There are no fewer than eight videos posted on YouTube showing the meteorite that injured nearly 1,000 people streaking across the Russian sky (the above video being the best at this writing). This is no small event either astronomically, geologically, or sociologically. Not only are we seeing almost immediately a phenomenon that has been virtually unseen in the history of the planet. It’s another sign of the ultimate obsolescence of the business that I made my career for more than 30 years.
Since 1980 or so when microwave technology became affordable and dependable, the television news business has made “breaking news” its bread and butter. Consultants and general managers insisted that stations “win” live stories, resulting in the inane and dangerous races to scenes of developing and usually inconsequential incidents, and the ironically missed-it feeling live reports news departments do from dark courthouses, crime scenes, and other empty venues where the story being reported ended hours previously. This mentality has altered the way newsrooms operate for decades and not positively resulting in higher labor costs, costly equipment purchases and maintenance, and stupid and risky behavior (think the hurricane live shot with the reporter being endlessly buffeted for our amusement). But mercifully, the Russian meteor/YouTube phenomenon shows that those days are numbered. Except maybe on “Jackass”.
When a person driving their car can point their phone camera at the sky, shoot a “story”, and upload it almost instantaneously for the entire world to see, how can TV news compete with that? Answer: they can’t. The technology also exists, though in a primitive state, that will allow cameraphone operators to transmit their images as they are happening. How can TV news compete with that? You know the answer.

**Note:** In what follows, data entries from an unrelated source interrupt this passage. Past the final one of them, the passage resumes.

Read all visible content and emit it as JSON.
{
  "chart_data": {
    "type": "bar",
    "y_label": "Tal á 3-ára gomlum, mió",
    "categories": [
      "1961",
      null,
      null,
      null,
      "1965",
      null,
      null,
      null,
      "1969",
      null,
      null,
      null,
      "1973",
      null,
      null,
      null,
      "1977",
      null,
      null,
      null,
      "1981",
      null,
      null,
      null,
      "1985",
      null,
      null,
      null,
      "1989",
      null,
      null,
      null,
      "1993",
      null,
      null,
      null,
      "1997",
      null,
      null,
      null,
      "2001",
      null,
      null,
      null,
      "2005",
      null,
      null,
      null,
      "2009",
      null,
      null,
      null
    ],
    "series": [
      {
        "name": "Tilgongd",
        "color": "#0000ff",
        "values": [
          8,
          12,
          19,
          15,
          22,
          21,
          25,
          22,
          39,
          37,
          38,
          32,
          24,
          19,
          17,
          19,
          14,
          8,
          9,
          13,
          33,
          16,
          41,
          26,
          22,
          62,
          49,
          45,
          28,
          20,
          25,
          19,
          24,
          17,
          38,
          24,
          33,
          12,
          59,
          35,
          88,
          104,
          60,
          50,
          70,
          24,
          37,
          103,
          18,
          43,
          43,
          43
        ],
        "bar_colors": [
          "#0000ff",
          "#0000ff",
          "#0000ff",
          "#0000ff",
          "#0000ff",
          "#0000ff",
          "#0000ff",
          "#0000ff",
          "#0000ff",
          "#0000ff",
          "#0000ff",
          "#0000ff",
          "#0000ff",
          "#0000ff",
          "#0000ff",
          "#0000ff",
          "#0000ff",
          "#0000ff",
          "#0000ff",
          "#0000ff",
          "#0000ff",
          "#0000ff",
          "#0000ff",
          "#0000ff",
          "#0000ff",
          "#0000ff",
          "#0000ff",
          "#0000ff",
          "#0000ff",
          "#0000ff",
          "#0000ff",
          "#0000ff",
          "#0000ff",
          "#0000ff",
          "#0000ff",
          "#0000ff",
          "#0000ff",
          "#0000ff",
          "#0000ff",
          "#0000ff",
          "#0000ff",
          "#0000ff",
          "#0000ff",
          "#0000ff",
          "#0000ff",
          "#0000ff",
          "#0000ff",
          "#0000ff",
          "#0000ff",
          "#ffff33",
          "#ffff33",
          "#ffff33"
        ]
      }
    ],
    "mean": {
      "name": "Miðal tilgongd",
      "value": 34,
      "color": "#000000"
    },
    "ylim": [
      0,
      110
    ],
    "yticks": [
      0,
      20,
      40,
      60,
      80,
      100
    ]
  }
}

So what’s an industry to do? Go back to emphasizing really important stories about things that people can’t or don’t have time to shoot themselves. Investigations of government or other institutional corruption, analysis of important election issues not just poll numbers or election night vote totals (you can get all that on-line faster and more accurately now too). Even more high school sports! Oh, and celebrity interviews? You can bag those too. We’ve got Twitter.

Good post!
Thanks. It’s not sour grapes, just common sense. Sadly, TV news has the money and resources to take a different tact to survive and even be the innovators they used to be before they lost their technological monopoly. But they can’t and tragically won’t because they’re all owned by huge corporations who don’t give their individual stations autonomy and move too slowly to compete with rapidly improving technology and social imperatives. They’ll all go together when they go.